Case 2: For $\lambda = 2$ Substitute $\lambda = 2$ into $(A - \lambda I)x = 0$: $\begin{bmatrix} 3-2 & 10 & 5 \\ -2 & -3-2 & -4 \\ 3 & 5 & 7-2 \end{bmatrix} \begin{bmatrix} x_1 \\ x_2 \\ x_3 \end{bmatrix} = \begin{bmatrix} 0 \\ 0 \\ 0 \end{bmatrix}$ $\begin{bmatrix} 1 & 10 & 5 \\ -2 & -5 & -4 \\ 3 & 5 & 5 \end{bmatrix} \begin{bmatrix} x_1 \\ x_2 \\ x_3 \end{bmatrix} = \begin{bmatrix} 0 \\ 0 \\ 0 \end{bmatrix}$

Perform row operations to simplify the matrix: $R_2 \to R_2 + 2R_1$: $\begin{bmatrix} 1 & 10 & 5 \\ 0 & 15 & 6 \\ 3 & 5 & 5 \end{bmatrix}$ $R_3 \to R_3 - 3R_1$: $\begin{bmatrix} 1 & 10 & 5 \\ 0 & 15 & 6 \\ 0 & -25 & -10 \end{bmatrix}$

From the second row: $15x_2 + 6x_3 = 0 \implies 5x_2 + 2x_3 = 0 \implies x_3 = -\frac{5}{2}x_2$. From the first row: $x_1 + 10x_2 + 5x_3 = 0$. Substitute $x_3 = -\frac{5}{2}x_2$ into the first equation: $x_1 + 10x_2 + 5(-\frac{5}{2}x_2) = 0$ $x_1 + 10x_2 - \frac{25}{2}x_2 = 0$ $x_1 + (\frac{20-25}{2})x_2 = 0$ $x_1 - \frac{5}{2}x_2 = 0 \implies x_1 = \frac{5}{2}x_2$.

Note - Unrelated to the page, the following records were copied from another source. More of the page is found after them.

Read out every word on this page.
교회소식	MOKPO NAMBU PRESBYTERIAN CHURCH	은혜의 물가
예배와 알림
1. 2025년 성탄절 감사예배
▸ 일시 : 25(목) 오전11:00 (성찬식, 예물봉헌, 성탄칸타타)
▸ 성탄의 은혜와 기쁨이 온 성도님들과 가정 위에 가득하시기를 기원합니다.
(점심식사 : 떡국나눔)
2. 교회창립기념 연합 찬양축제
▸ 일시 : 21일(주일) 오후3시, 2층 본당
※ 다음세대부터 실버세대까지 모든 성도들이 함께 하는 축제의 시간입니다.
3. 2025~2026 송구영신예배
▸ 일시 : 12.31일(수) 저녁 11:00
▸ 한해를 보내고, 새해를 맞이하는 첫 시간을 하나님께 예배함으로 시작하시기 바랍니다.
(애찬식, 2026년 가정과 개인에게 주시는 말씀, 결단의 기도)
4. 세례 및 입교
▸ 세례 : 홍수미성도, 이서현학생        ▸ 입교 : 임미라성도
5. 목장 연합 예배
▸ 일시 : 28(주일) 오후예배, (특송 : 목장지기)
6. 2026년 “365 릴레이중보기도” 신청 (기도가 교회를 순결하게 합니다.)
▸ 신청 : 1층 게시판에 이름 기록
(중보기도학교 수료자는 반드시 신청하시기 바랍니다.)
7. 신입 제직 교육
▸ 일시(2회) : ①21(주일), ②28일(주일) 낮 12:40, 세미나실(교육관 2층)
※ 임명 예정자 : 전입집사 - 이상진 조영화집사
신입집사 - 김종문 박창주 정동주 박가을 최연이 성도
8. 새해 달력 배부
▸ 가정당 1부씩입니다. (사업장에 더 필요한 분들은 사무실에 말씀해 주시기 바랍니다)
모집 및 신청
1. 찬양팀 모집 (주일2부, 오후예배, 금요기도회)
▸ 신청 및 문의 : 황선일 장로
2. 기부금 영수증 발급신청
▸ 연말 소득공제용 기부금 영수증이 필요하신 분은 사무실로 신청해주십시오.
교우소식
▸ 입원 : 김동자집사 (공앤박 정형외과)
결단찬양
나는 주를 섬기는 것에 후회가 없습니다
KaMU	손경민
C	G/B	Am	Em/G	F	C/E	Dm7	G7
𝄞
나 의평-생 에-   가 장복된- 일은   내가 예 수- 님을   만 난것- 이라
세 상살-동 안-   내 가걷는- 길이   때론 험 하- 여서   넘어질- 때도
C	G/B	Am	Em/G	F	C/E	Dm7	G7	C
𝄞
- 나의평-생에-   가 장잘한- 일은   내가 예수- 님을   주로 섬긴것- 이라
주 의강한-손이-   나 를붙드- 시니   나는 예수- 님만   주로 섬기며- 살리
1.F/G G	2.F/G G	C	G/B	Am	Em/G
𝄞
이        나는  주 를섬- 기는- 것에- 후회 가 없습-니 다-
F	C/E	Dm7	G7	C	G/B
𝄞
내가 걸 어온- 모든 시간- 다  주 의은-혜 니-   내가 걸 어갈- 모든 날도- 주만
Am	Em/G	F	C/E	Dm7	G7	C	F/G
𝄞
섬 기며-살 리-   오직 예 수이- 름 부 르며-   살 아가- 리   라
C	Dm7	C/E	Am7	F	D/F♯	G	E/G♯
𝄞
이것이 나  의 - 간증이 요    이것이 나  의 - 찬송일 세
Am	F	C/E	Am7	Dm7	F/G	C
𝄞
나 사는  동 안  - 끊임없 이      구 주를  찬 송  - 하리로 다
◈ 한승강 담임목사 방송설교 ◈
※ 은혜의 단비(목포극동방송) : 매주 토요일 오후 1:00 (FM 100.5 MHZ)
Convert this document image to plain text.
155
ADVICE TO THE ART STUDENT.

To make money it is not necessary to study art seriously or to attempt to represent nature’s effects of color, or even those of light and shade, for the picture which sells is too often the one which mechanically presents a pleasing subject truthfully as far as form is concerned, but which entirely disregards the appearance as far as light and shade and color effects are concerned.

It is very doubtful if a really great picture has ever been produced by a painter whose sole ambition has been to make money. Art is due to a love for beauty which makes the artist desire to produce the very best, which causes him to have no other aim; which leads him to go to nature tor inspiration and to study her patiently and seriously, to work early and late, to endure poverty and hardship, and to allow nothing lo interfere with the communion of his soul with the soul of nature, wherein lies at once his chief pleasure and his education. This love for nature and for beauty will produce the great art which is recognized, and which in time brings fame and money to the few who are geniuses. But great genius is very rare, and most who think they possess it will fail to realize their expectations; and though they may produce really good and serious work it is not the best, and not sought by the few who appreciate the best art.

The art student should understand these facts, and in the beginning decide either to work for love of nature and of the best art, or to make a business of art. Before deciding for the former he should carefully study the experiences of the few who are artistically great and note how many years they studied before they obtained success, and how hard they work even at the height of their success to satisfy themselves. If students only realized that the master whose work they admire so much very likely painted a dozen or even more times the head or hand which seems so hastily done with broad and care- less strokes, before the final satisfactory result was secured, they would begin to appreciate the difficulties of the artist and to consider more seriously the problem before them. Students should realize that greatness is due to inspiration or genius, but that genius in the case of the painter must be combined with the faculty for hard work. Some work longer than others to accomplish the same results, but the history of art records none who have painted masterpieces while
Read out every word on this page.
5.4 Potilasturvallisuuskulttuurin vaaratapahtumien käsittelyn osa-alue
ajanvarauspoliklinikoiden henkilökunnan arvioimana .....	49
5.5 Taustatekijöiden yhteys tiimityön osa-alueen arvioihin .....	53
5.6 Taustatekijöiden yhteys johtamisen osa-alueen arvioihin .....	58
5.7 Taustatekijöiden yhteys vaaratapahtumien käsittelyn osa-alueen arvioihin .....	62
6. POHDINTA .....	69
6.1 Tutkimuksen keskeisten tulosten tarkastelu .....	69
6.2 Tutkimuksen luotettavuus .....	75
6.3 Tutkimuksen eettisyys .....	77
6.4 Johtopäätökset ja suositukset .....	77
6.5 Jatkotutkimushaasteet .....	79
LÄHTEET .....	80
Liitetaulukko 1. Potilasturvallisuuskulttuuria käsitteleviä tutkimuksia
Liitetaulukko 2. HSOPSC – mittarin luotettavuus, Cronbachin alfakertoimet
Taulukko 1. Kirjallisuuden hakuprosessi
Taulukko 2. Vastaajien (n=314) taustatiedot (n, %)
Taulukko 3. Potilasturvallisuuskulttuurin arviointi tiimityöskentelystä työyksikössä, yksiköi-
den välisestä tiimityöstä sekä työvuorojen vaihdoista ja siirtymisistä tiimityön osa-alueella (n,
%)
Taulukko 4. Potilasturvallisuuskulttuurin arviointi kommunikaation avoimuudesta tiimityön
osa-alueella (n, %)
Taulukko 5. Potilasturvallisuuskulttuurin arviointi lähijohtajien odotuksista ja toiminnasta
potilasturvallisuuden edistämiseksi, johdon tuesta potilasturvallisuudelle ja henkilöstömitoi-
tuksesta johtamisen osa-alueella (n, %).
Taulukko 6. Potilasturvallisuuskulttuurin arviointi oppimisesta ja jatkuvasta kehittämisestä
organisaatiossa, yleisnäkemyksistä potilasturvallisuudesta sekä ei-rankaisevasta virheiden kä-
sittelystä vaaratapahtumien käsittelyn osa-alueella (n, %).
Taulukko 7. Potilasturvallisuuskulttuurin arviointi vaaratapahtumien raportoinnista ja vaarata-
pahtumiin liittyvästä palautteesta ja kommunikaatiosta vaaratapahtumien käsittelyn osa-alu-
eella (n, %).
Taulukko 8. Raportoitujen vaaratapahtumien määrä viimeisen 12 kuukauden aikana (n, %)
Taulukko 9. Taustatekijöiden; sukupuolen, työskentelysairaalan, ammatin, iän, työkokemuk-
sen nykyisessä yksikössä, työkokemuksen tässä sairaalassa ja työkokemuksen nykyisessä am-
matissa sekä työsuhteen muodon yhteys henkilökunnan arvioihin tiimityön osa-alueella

Let $x_2 = 2k'$ (where $k'$ is a non-zero scalar, chosen to avoid fractions). Then $x_1 = \frac{5}{2}(2k') = 5k'$ and $x_3 = -\frac{5}{2}(2k') = -5k'$. The eigenvector for $\lambda = 2$ is $x = k' \begin{bmatrix} 5 \\ 2 \\ -5 \end{bmatrix}$. Choosing $k'=1$, a valid eigenvector is $\begin{bmatrix} 5 \\ 2 \\ -5 \end{bmatrix}$.

Note: The algebraic multiplicity of $\lambda = 2$ is 2, but its geometric multiplicity (number of linearly independent eigenvectors) is 1. This means the matrix is not diagonalizable.